- Bank of America Merrill Lynch
The shift away from active investing and towards passive strategies and indexing has created “the greatest bubble ever,” says Steven Bregman, the co-founder of Horizon Kinetics.
Money has flowed from active managers since the financial crisis amid low returns and high fees, in favor of exchange-traded funds that track other assets and indexes.
This trend was accelerated by a “yield crisis,” Bregman said on a podcast with investor and financial writer Jesse Felder.
The financial crisis brought the decades-long downtrend in interest rates close to zero, the lowest level in recorded history. At the same time, investors started to look for other sources of yield beyond bonds.
“With the financial crisis, in a vertically integrated fashion, every market participant – the individual investor, the retail broker who served that individual investor, pension fund consultants, pension fund trustees – they all were traumatized to a degree, and they all wanted away from risk. They wanted away from security-specific risk, from sector risk, from manager risk: they wanted away from it all.

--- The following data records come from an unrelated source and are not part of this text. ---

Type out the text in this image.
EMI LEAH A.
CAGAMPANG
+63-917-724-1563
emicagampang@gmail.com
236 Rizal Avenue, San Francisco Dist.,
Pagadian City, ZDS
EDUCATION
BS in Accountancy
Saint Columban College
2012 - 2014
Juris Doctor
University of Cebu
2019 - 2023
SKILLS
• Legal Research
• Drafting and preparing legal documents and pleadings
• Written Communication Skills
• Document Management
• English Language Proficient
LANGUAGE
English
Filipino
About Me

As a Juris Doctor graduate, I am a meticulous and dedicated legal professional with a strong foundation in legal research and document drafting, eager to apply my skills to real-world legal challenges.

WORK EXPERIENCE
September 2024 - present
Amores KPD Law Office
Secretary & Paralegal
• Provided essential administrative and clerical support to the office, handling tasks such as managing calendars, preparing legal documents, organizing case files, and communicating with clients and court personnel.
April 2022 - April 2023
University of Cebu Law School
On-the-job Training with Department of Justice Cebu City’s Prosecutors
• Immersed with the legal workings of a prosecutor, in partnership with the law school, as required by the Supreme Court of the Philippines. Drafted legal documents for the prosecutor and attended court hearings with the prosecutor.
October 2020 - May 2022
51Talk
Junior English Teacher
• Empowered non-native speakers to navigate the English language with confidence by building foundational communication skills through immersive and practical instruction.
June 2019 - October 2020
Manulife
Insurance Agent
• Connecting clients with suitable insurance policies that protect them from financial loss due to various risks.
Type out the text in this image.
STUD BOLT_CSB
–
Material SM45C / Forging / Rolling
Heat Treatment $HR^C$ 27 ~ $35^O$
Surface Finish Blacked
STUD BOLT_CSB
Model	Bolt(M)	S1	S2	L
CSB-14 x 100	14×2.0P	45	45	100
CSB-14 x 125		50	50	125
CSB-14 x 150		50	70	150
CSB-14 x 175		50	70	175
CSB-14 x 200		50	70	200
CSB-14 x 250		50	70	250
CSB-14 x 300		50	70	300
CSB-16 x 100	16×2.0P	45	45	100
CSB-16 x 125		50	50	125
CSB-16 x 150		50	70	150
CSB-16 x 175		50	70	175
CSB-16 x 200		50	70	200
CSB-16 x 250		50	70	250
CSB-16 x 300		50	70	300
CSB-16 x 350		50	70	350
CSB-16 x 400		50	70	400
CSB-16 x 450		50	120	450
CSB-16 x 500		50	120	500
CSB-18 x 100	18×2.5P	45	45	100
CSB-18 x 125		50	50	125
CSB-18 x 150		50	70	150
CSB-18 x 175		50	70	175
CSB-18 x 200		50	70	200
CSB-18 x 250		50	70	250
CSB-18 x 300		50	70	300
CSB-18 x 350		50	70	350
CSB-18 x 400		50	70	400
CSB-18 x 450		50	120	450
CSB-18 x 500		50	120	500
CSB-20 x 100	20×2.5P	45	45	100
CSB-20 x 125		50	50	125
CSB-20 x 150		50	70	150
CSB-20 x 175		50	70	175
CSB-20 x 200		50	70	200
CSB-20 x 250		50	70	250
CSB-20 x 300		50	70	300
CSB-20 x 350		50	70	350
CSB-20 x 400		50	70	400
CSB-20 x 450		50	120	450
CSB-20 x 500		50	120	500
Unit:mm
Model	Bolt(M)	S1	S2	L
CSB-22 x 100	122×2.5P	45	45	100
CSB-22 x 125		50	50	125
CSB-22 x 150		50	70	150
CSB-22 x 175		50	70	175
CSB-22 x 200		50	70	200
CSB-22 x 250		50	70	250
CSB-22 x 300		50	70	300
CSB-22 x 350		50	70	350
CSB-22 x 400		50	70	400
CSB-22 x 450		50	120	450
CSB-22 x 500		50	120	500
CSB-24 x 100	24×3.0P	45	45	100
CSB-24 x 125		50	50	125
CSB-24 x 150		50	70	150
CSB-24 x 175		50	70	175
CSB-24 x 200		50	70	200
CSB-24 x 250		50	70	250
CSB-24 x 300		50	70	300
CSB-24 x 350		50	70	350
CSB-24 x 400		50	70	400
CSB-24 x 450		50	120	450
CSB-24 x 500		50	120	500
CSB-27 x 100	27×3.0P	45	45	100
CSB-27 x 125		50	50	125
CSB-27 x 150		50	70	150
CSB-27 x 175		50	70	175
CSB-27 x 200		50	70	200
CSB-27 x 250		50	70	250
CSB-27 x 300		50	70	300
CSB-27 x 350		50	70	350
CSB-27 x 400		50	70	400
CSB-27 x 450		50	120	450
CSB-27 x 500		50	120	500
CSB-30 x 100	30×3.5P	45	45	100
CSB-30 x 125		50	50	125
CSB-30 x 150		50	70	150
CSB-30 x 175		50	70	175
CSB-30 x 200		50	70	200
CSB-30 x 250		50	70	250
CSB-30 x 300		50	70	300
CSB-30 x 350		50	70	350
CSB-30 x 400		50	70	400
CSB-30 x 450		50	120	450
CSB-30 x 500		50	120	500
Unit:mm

And here, you are being presented with an ETF: an improved version of a mutual fund. It could trade at the moment, you knew what the net asset value was every minute of the day. And in its simplest utility, I would say an ETF could serve this function … you might pick your favorite REIT, but what if that’s the one that goes to zero? At least you can pick your favorite REIT ETF and maybe it won’t do well, but you know it’s not going to zero.
So therefore, money, every single year, from the end of 2007 and even in 2007 and in 2008, even as money was pouring out of equities overall in the United States of America, tens of billions of dollars flowed into equity ETFs. So what’s been going on for almost a decade now is a constant flow of money out of actively managed securities which have acted in essence as the bank to fund inflows, into equity ETFs. So it’s basically been roughly a trillion and a fraction out of actively managed funds, and a trillion and a fraction into indexed equity vehicles, a $2 trillion swing … that is what forms the foundation of the bubble activity we have today.”
One definition of a bubble, Bregman said, is when money or assets are flowing in a certain direction without a valuation. He was skeptical that ETF sponsors performed the same analysis on company valuation that active managers do for individual stocks.